Now what we need to realize is that those FRFs that were generated (synthesized) contain information relative to the system characteristics. Remember that the FRFs can be generated from residues and poles. And that the residues are directly related to the mode shapes and the poles are the frequency and damping of the system.
So the parameters that make up the FRFs, are the parameters that we wish to extract from the FRFs. This is what modal parameter estimation is all about. Basically, we use the FRFs in a mathematical algorithm to extract the generic information that makes up the FRFs - the frequency, damping and mode shapes. We often refer to this process as curvefitting. The basic information that is extracted is the mode shapes which are related to information contained in the adjoint matrix or residue matrix and the poles which relate to information in the determinant of the system matrix.
This pretty much summarizes the process - except one important thing needs to be addressed. Up until now we have only discussed using the mass, damping and stiffness approximations to compute system characteristics from the finite element model or from the Laplace domain representation of the system. Both these approaches use approximations of the physical parameters of mass, damping and stiffness to describe the system and so they will both provide the same basic information. If there were some other way to estimate those FRFs without assuming physical properties then I could employ the modal parameter estimation techniques to extract the desired information.

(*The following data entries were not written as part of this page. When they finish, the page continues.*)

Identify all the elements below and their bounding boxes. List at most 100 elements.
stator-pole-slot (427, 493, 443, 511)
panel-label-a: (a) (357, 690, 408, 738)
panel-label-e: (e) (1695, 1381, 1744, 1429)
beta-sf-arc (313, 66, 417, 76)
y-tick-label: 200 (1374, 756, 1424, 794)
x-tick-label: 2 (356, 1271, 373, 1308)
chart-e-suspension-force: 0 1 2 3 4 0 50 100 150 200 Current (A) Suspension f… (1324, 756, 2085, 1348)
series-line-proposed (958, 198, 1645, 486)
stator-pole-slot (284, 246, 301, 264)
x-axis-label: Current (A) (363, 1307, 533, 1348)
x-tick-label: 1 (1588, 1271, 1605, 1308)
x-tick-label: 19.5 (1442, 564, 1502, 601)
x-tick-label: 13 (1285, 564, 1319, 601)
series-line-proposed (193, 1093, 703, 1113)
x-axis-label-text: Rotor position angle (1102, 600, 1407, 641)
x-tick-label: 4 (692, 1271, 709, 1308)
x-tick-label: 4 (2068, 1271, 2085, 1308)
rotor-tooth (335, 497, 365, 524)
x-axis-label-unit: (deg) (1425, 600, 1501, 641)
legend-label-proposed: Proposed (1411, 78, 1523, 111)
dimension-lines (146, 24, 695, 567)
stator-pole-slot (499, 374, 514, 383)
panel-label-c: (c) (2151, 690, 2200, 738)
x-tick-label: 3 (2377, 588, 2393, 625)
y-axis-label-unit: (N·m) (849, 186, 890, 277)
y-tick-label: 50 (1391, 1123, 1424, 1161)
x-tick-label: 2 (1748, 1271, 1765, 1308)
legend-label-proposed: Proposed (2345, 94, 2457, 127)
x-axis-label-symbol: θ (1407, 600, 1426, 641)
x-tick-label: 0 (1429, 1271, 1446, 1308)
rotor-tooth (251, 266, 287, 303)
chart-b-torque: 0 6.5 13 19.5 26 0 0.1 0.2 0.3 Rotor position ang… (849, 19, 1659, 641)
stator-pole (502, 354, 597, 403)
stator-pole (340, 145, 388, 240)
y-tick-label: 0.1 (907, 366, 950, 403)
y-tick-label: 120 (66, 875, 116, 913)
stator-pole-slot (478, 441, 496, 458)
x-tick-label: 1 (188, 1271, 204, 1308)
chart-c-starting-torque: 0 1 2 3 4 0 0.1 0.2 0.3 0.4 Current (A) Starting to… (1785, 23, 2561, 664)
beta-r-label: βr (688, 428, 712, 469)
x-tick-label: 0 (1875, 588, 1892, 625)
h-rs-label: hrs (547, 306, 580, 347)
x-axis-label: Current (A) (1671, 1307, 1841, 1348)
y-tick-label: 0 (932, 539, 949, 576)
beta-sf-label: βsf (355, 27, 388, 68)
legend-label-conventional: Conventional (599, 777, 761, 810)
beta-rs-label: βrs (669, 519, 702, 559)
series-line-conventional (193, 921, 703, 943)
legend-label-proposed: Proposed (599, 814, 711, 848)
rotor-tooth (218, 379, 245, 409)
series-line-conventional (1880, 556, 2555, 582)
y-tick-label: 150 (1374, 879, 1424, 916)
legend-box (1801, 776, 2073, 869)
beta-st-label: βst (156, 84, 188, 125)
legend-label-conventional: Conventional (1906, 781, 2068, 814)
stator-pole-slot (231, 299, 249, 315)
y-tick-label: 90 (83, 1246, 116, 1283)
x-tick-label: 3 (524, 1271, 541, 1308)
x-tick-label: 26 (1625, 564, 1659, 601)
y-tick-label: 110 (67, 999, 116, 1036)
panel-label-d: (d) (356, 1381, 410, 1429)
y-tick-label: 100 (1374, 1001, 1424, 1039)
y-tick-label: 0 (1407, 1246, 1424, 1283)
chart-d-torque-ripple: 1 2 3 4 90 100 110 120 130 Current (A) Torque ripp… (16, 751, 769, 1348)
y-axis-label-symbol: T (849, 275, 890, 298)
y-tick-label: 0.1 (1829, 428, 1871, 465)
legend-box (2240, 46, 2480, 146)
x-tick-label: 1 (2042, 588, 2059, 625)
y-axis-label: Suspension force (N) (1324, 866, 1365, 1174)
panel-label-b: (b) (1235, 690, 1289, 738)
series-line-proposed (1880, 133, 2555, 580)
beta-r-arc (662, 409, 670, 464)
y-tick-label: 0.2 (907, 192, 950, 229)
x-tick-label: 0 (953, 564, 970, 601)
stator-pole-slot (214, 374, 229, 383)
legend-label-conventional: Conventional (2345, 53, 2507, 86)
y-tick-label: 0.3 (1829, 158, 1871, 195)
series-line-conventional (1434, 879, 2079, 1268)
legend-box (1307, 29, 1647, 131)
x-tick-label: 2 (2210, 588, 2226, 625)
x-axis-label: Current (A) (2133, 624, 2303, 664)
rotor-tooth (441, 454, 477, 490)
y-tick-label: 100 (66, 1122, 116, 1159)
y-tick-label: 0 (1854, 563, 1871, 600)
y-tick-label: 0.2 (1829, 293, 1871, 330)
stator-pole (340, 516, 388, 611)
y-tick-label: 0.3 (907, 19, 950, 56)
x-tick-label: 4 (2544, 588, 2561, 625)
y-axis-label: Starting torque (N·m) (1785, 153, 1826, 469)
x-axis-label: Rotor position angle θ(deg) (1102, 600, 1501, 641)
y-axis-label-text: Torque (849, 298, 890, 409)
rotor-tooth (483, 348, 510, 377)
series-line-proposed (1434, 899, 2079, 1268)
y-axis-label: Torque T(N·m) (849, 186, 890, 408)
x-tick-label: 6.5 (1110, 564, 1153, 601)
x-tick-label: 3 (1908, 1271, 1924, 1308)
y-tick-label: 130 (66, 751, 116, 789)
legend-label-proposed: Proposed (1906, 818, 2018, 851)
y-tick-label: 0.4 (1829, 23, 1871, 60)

This is where modal testing comes in. Basically, my structure is excited with some measured force. The response of the system due to the applied force is measured along with the force. Now this time data is transformed to the frequency domain using the FFT and basically a ratio of output response to input force is computed to form an approximation of the FRF.
There are many implications of making these measurements which involve digital signal processing concepts which are much too involved to discuss in detail right now (but I think you get the idea where I'm going with all this).
So we could measure one input-output FRF based on this approach. If we used a shaker to excite the structure and move the accelerometer to many points then we could measure a column of the FRF matrix. (If we collected the data using impact techniques then we would measure on row of the FRF matrix). So the big advantage of making measurements is that I measure the response of the system due to the applied force - I don't ever make any assumptions as to the mass, damping and stiffness of the system - and I avoid any erroneous approximations I may make. Of course, I need to make sure that I make very good measurements otherwise I will distort my system characteristics.
So I hope this clears some things up for you. If you have any other questions about modal analysis, just ask me.